3.19 Nießbrauch als erbrechtliche Gestaltungsoption

Autor: Christ

3.19.1 Beratungssituation

Frau Ute Schneider, 55 Jahre, ist in zweiter Ehe mit Stefan Mauser verheiratet und hat eine erwachsene Tochter. Die Eheleute haben einen notariell beurkundeten Erb- und Pflichtteilsverzichtsvertrag geschlossen. Frau Schneider hat verfügt, dass sie von ihrem einzigen Kind, ihrer Tochter Silke, beerbt werden soll. Frau Schneider verfügt über eine fremdvermietete Gewerbeeinheit im Wert von 500.000 €, ein Aktiendepot von 600.000 € und eine selbst bewohnte Doppelhaushälfte mit einem Wert von 400.000 €; ihr derzeitiges Gesamtvermögen beträgt also 1,5 Mio. €. Würde sie aktuell von ihrer Tochter beerbt, würden, grob gerechnet, 1,1 Mio. € mit 19 % besteuert werden; ihre Tochter müsste also ca. 209.000 € Erbschaftsteuer zahlen.

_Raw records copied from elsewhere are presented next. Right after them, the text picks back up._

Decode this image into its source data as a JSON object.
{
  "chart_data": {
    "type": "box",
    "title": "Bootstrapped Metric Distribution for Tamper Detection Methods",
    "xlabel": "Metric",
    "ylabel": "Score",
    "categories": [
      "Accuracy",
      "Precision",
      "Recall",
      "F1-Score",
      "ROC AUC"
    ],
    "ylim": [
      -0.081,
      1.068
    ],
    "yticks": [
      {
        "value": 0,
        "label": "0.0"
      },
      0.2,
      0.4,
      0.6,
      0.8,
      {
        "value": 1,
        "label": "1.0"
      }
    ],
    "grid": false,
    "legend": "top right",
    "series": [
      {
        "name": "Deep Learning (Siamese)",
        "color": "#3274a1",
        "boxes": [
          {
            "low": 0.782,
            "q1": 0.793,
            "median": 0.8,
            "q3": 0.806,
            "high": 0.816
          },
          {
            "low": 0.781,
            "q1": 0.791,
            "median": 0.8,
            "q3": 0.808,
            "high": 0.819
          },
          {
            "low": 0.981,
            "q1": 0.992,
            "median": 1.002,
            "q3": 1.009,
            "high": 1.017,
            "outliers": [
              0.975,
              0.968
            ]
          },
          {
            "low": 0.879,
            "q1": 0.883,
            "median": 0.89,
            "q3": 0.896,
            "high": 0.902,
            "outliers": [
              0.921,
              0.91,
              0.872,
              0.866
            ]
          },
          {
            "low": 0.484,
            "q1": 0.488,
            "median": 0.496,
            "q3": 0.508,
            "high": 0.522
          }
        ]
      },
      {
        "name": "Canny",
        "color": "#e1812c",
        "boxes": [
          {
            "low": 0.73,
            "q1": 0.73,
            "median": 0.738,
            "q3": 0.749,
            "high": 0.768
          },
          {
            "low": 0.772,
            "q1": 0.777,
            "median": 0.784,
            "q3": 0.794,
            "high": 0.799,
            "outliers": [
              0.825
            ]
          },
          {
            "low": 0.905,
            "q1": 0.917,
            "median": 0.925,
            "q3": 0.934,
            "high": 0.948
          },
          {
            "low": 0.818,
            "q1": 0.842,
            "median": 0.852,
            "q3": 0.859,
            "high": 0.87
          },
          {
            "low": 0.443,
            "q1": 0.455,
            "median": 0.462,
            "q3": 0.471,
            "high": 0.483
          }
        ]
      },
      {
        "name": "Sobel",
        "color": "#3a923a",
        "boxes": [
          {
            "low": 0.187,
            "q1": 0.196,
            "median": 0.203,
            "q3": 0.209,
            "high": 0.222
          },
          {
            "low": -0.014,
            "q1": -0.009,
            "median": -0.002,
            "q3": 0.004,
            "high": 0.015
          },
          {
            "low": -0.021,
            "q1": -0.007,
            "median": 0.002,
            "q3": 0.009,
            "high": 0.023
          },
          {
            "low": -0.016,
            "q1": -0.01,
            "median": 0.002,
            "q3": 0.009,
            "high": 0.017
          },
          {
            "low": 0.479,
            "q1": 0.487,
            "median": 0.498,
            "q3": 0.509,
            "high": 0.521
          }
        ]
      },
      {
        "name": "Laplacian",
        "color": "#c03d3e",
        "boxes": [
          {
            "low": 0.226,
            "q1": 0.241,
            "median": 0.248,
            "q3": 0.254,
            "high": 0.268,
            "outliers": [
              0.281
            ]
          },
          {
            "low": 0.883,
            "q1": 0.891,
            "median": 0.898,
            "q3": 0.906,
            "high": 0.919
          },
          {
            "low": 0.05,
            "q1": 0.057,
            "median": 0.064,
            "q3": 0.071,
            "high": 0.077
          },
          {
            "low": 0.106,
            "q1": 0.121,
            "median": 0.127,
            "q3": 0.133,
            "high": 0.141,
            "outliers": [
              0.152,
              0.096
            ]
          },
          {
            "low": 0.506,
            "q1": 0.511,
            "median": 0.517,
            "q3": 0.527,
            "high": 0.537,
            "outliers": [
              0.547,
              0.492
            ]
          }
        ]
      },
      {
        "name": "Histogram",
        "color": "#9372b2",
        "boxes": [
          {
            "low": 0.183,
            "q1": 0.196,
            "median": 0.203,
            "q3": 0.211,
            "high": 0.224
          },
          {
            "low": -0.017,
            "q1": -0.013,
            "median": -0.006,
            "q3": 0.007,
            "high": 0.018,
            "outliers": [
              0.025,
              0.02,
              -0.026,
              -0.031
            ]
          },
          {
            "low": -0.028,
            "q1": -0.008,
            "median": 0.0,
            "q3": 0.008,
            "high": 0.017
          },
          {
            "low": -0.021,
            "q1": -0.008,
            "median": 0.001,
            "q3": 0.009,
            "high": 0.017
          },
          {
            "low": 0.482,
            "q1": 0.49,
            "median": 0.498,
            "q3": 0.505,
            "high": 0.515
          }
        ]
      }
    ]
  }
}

Die Steuerberaterin von Frau Schneider rät ihr daher, bereits jetzt einen Teil ihres Vermögens auf die Tochter schenkweise zu übertragen, damit der persönliche Freibetrag ggf. mehrfach in Anspruch genommen werden kann; bekanntermaßen lebt er alle zehn Jahre neu auf. Frau Schneider steht einer solchen Idee grundsätzlich offen gegenüber, kann sich aber nicht vorstellen, auf die Mieteinnahmen aus der Gewerbeeinheit, die Zinserträge aus dem Aktiendepot und die Selbstnutzung der Doppelhaushälfte zu verzichten. Hier bietet sich die schenkweise Übertragung unter Nießbrauchsvorbehalt an.